Am Ende große Begeisterung für ein Konzert, das nachhallt. Der Anlass: Der 100. Todestag des französischen Komponisten Gabriel Urbain Fauré, für den sogar eigens Glocken des Gedenkens geläutet wurden. Sein Requiem, das eine so ganz andere, optimistische und friedvolle, Sicht auf den Tod offeriert, stand im Mittelpunkt einer Hommage der Ulmer Kantorei für den großen Tonschöpfer.
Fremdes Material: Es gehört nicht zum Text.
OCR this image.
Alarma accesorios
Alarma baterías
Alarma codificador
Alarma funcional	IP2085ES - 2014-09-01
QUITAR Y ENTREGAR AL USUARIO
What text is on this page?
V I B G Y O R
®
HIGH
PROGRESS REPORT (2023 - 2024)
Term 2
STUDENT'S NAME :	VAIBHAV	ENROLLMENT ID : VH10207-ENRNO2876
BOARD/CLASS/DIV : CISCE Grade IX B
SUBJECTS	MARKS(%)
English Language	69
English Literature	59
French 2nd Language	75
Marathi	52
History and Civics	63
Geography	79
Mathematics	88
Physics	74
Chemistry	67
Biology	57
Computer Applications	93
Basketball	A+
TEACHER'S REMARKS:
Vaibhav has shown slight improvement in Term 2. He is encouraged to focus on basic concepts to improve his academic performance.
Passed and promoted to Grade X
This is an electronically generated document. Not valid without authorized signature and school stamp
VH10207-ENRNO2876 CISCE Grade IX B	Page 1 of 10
Mit dabei in der Pauluskirche unter der Gesamtleitung von Professor Timo Handschuh: das Orchester Musica Viva sowie die Solisten Katarzyna Jagiello (Sopran) und Thomas Nießer (Bariton). Virtuos, mitreißend und beeindruckend dazu das Orgelspiel der Kirchenmusikerin Marion Kaßberger.
Chordirektorin Ulrike Blessing jedenfalls dürfte ein Stein vom Herzen gefallen sein. Ein Unfall eine Woche vor der Aufführung machte es ihr unmöglich, das von ihr einstudierte Konzert zu leiten. Dass Timo Handschuh, früherer Generalmusikdirektor bei den Ulmer Philharmonikern, kurzfristig ihre Vertretung übernommen hat, verdient der dankbaren Erwähnung.
Die Umbrüche der Jahrhundertwende sind auch in der Musik hörbar
Obgleich Fauré (1845-1924) im Vordergrund stand – neben seinem Requiem auch mit seinem anrührenden „Cantique de Jean Racine“ – waren es noch zwei weitere bekannte Namen, die beim Konzert eine Rolle spielten: Camille Saint-Saëns (1835-1921) und César Franck (1822-1890). Alle drei Franzosen tragen an der Schwelle der Spätromantik dem neuen Zeitgeist des anbrechenden Industriezeitalters in ihrer Tonsprache Rechnung. Es ist die Zeit der Umbrüche – hörbar auch in der Musik.
„Es war eine Periode großer Umwälzungen Ende des 19. und Anfang des 20. Jahrhunderts“, erläuterte denn auch Dr. Walter Stammler in seiner Einführung in der nicht ganz vollbesetzten, für ihre Akustik bekannten Pauluskirche. „Krassere Umbrüche und krassere Konflikte als wir sie im Moment erleben“, hätten den Fin de Siècle geprägt. Aus dieser Mischung zwischen Aufbruchstimmung, aber auch Weltschmerz und Lebensüberdruss, aus Fortschrittsverheißung und Untergangsphantasien, seien einzigartige Kompositionen entstanden, so Stammler.
Poetisch und bewegend
Konzentriert hatten sich die Veranstalter – das liegt in der Natur der Sache – auf geistliche Werke. Dazwischen las Maria Braun im französischen Original und in seinem deutschen Äquivalent den Text des „Cantique de Jean Racine“. Es sind Worte des Lobpreises, der Hoffnung auf Gnade und Erlösung: „Christus, sei diesem gläubigen Volk gewogen, das jetzt versammelt ist, um dich zu preisen.“ Poetisch und bewegend, das muss in diesem Zusammenhang ebenfalls angemerkt werden, ist etwa auch der Text des „Panis Angelicus“ von César Franck, der von Sopranistin Katarzyna Jagiello feinfühlig vorgetragen wurde.
„Cantique de Jean Racine“ und „Requiem“ werden oft gemeinsam aufgeführt. So auch bei diesem Konzert. Es sind Kompositionen, die, mit einem Hauch von Melancholie, etwas Tröstliches, Umhüllendes haben. Es bedarf großen Könnens, um im „Requiem“ die feinen, lyrischen Passagen bis hin zu bewegenden, ja dramatischen Gefühlen herauszuarbeiten. Nur dann kann sich das Publikum auch ganz auf die Musik einlassen. Es ist ein dichtes homogenes Ganzes, in dem die beiden Solisten Katarzyna Jagiello und Thomas Nießer, aber auch die Organistin Marion Kaßberger ihre eigenen schönen Akzente setzen, und sich dennoch einfügen.
Seien es kontemplative Gefühle, sei es die Auseinandersetzung mit der eigenen Vergänglichkeit – so etwas auszulösen, das ist große Kunst. Und genau das gelang dieser Aufführung. Ein Geschenk.